In contrast to other groups, who administered up to 150mg of doxorubicin per intervention, we did not charge the maximum dose possible to the beads (i.e. epirubicin 75mg per 2ml vial) because we were afraid of possible toxic local or systemic side effects. Furthermore, as mentioned above, we appreciated a standard-dose (i.e. epirubicin 50mg per embolisation) strategy. This strategy was based on one case we experienced when treating a patient with a large diffuse HCC predominantly affecting the right liver lobe (see ‘Illustrated Case Study One’). In this patient, we followed a double-dose strategy and embolised a tumour mass, replacing more than two-thirds of the right liver lobe. The embolisation was successful and the patient was discharged from hospital two days later. However, the patient returned within a fortnight with right upper quadrant pain, fever and elevated liver enzymes. He recovered after 14 days in hospital; however, from then on he was treated with the standard dose of 50mg.

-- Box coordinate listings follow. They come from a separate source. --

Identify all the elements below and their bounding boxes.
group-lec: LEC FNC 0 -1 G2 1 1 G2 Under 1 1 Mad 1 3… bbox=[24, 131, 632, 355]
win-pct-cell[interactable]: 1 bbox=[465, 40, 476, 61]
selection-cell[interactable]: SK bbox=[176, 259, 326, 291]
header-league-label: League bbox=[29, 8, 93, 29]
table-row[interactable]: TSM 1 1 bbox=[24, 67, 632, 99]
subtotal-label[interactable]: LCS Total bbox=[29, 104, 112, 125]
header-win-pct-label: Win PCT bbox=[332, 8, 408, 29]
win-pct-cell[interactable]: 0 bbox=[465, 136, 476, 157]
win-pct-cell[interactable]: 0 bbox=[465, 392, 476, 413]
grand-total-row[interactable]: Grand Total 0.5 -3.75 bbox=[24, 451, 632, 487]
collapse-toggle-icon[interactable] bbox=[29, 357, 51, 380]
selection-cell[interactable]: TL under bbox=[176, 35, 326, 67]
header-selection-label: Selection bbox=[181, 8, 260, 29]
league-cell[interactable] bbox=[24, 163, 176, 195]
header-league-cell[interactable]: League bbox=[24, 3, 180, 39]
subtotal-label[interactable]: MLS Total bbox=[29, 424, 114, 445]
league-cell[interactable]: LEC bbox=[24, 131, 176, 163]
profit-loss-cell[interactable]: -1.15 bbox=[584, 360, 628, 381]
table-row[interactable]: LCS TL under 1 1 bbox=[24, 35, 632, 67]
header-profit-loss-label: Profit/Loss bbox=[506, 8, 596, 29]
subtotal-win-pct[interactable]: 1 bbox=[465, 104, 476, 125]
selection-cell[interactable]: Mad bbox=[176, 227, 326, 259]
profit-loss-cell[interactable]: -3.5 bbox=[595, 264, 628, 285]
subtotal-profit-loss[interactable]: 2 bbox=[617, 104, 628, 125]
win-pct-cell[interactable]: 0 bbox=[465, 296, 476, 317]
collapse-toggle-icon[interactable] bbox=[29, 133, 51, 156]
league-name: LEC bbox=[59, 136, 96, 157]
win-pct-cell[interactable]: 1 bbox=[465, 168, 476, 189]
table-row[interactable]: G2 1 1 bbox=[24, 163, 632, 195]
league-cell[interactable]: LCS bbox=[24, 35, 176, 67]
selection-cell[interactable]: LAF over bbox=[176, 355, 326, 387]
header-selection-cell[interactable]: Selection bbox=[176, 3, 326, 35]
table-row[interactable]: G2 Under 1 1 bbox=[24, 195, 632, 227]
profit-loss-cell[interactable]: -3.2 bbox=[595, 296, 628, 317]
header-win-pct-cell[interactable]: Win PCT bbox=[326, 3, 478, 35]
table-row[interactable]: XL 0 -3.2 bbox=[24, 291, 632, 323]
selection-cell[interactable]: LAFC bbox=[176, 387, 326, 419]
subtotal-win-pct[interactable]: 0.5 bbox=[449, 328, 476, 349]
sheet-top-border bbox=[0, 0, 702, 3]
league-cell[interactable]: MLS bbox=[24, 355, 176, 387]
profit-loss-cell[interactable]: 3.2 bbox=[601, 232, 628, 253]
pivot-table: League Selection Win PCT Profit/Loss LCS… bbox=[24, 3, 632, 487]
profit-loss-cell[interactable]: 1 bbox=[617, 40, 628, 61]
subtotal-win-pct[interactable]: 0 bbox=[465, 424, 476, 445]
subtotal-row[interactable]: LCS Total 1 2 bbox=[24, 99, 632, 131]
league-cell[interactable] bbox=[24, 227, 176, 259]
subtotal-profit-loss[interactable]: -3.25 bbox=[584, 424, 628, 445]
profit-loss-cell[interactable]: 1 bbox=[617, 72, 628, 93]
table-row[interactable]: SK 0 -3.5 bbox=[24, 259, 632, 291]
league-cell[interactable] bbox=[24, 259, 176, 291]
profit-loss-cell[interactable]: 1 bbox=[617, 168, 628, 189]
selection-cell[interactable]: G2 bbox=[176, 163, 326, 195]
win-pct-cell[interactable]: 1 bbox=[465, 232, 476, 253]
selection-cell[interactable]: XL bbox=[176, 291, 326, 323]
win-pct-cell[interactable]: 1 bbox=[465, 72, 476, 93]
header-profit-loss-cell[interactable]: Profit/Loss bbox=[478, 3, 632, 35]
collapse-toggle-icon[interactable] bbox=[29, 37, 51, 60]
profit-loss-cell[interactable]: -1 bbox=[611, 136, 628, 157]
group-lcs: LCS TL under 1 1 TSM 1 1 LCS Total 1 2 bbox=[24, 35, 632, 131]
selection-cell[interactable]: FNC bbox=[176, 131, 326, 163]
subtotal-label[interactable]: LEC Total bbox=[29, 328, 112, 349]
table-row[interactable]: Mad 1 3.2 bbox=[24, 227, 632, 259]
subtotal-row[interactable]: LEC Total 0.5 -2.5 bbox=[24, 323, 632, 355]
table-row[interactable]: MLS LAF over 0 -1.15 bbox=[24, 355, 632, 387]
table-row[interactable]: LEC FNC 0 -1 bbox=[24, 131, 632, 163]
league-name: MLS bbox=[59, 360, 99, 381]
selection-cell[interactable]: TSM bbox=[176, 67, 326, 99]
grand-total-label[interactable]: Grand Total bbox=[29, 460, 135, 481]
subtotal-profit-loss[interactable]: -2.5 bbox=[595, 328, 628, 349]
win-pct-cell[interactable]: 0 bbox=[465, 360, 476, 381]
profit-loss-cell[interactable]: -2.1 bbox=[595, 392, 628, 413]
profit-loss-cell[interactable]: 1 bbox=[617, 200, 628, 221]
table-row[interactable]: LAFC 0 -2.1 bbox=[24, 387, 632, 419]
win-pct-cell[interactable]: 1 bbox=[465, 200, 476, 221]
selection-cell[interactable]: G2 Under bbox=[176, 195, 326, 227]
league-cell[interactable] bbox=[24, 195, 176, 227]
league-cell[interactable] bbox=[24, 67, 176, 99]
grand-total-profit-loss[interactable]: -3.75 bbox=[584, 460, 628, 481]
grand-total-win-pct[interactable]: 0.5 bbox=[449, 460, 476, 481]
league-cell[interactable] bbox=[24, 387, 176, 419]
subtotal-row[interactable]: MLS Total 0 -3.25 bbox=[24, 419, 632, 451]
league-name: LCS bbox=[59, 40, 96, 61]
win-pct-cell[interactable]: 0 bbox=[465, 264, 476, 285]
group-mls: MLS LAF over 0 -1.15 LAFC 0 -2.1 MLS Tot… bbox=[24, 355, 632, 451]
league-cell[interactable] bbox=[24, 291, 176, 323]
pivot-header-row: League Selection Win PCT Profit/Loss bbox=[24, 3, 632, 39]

Figure 2b: Intra-arterial Angiography Confirmed the Hypervascular Nature of the Liver Lesion and Depicted the Presence of a Main Feeder Vessel

The standard particle sizes we used were 100–300 and 300–500µ, as we believed that it would be useful to deliver as many of the beads to the tumour tissue as possible. This could have been hampered by using large beads that occluded the tumour vessels at a more proximal level. In all cases, a contrast-enhanced computed tomography (CT) or magnetic resonance (MR) scan was obtained prior to the intervention. In cases where a CT scan was obtained, the pelvic vessels were also examined, thus giving the interventional radiologist an idea as to which material (sheath, etc.) to use. After catheterising the coeliac trunc or the superior mesenteric artery (SMA) (in case of a hepatomesenteric artery) with the help of a guiding catheter, an overview was obtained. A microcatheter was then used for superselective embolisation in order to treat as much of the tumour as possible while sparing the ‘healthy’ parts of the liver (see ‘Illustrated Case Study Two’). One day after intervention, a contrast-enhanced CT was obtained in order to document the areas of the tumour that were embolised properly, as well as documenting possible side effects related to the intervention. Overall, the procedure was tolerated well by most of the patients, even though we gave neither antiemetics nor antibiotics in advance.

The six- and 12-month survival rates achieved for the patients suffering from HCC were 93 and 90%, respectively, which are in line with the results published by Varela et al. but below the survival rates achieved by Malagari et al. One reason for this might be that when we began using DC Beads we exclusively used the 300–500µ Beads, which probably resulted in lower intratumoral drug doses. Furthermore, we treated nearly every patient, which means that even patients with large tumours replacing more than 50% of the liver were treated, as well as patients with partial portal vein thrombosis, extrahepatic tumour manifestations and other life-limiting conditions. On the other hand, although the patient population was not well selected, we observed very few complications, and most of these were related to the intervention. We observed two cases of cholecystitis when using the small beads (100–300µ); in one patient a cholecystectomy had to be performed. Additionally, we documented a total of three abscesses (see ‘Illustrated Case Study Three’). In the case of the patient with the large, diffuse growing HCC mentioned above (see ‘Illustrated Case Study One’), we were lucky not to lose the patient after the first ‘double-dose’ intervention, as the laboratory findings temporarily suggested nearby liver failure.